Payment of this service was suspended when the department challenged the validity of a R200-million contract its officials signed with Zeal Health Innovations last year. Court papers state there wasn’t a budget for it, but the parliamentary select committee on public finances flagged more than R75-million in underspending over the past two years.
The department of military veterans, in response to questions, said it would immediately intervene in Motsau’s case. It does facilitate home-based care for those veterans in need.
The department’s spokesperson, Mbulelo Musi, said there are roughly 70 000 registered military veterans in the country who all qualify for access to free healthcare and just over 14 500 of those are indeed being provided with healthcare and wellness support currently.
Although he confirmed budgetary constraints, Musi said the department had allocated an additional R50-million to boost healthcare for military veterans in the new financial year.
The department introduced its “turnaround strategic support initiative” in September to ensure that veterans get access to housing, education and healthcare as soon as they are registered.
Motsau said his gripes about the type of mattress and wheelchair he has been given by the department pale in comparison to what other veterans have to endure.
“My friend in QwaQwa has cancer and he has had to pay out of his own pocket for his treatment since he was diagnosed. When the doctors give him a prescription, he has to find the money to pay for the medication himself,” Motsau said.
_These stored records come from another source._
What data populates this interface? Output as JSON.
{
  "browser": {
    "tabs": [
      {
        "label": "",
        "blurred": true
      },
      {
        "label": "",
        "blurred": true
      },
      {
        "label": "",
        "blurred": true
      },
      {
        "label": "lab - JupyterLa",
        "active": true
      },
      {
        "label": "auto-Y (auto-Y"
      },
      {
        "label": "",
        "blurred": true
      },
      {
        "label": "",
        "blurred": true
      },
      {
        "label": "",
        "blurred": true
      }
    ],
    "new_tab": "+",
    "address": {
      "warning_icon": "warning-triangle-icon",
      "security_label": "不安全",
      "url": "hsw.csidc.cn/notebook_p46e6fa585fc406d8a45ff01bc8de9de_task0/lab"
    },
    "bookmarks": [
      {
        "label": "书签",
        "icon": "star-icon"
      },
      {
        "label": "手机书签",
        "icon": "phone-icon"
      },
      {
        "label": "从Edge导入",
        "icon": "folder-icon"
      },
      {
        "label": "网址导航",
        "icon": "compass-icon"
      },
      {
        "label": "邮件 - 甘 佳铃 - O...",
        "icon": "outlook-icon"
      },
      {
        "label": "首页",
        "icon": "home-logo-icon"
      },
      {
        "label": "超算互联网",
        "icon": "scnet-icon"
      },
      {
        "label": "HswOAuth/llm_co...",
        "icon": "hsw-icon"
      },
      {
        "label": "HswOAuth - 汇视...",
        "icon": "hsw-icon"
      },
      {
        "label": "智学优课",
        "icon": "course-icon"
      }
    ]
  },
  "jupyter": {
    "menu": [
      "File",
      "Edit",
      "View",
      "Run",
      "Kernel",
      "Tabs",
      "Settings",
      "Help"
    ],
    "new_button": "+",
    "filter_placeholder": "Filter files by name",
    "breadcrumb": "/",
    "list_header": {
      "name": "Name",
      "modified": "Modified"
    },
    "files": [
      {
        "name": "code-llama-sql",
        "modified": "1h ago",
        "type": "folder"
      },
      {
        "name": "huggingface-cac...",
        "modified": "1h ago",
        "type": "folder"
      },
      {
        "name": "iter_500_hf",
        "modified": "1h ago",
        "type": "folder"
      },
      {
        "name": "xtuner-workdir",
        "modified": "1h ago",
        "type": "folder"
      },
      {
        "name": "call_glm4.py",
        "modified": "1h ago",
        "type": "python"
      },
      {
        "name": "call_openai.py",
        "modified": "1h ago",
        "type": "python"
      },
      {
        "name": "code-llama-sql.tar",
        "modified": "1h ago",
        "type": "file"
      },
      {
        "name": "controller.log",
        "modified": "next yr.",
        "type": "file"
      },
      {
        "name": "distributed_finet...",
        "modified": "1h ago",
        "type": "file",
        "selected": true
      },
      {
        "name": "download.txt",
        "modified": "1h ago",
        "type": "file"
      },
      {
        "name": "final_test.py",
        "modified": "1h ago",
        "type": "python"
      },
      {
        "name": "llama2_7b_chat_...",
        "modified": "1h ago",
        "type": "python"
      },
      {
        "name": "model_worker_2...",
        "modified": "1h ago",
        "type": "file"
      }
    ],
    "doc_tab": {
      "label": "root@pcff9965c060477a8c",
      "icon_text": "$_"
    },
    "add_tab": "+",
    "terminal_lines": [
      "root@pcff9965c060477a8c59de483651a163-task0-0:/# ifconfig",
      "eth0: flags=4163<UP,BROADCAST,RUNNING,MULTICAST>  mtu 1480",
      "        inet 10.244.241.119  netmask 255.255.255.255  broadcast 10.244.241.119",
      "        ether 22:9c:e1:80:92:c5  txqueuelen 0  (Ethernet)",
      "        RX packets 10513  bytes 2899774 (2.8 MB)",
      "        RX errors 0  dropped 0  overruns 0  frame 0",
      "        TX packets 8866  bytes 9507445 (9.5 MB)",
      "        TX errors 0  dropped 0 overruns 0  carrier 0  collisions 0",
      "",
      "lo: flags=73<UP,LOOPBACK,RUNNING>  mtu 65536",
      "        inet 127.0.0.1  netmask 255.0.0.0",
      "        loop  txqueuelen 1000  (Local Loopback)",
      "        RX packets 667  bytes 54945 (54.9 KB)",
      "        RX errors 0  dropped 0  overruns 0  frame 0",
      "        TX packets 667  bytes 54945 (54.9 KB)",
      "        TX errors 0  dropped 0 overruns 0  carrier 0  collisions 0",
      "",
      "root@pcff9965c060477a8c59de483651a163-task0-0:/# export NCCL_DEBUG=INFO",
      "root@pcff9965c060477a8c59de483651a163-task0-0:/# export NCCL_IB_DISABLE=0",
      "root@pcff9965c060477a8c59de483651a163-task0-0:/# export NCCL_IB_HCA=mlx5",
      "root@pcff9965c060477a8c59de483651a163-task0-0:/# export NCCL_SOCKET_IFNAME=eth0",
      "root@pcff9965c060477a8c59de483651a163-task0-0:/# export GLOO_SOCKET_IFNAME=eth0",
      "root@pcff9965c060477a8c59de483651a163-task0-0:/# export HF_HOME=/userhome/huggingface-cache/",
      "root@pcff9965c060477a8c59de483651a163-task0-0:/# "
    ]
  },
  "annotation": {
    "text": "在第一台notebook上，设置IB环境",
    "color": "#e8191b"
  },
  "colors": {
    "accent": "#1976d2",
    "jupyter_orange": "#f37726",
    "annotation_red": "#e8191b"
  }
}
His friend, Charles Mokhatle, said he was diagnosed with the disease in 2014 and will finally start treatment at the Tempe military hospital next month.
Until now, he has paid thousands of rands to cover his medical bills. “I have the receipts and hope the department will pay me back,” said the 66-year-old Umkhonto weSizwe (MK) veteran on Tuesday.
He also has to make the 340km trip from his home to Bloemfontein when he needs to see a doctor. “If I had a medical card, I could just go to the nearest doctor,” he said.
The majority of military veterans receive healthcare at the country’s three military hospitals – in Bloemfontein, Pretoria and Cape Town – or at army base sick bays.
Qualifying veterans are meant to be given a medical card loaded with money so they can seek treatment close to home.
At least one former South African Defence Force soldier, who lives in northern KwaZulu-Natal, said he was registered as a military veteran in 2012, but he has received no benefit other than a medical card.
“So far, there has never been money loaded on that card. When I go to a doctor, they tell me there is no money in there.
“Fortunately, I do not have major health problems, but some of my friends, they do,” said the former soldier.
The plight of the military veterans is well documented, but a more worrying problem is what is deemed a system of “gatekeeping”.
“The problem appears to affect mostly those veterans who fought at home, as opposed to those who operated in camps in exile,” said Faizel Moosa, the treasurer of the MK Military Veterans Association in the Western Cape.
A panel investigates and verifies former soldiers’ credentials, after which they are placed on a national database, which then gives them access to the benefits.
Moosa said he has had personal experience of this during his verification process. He told the panel that he had worked in MK structures under Johnny Issel.
“Those on the panel had never heard of him. Who among those involved in politics can say they have never heard of Johnny?” Moosa asked.
Issel, who died in 2011, was a former MK commander, one of the founding members of the United Democratic Front and a trade unionist.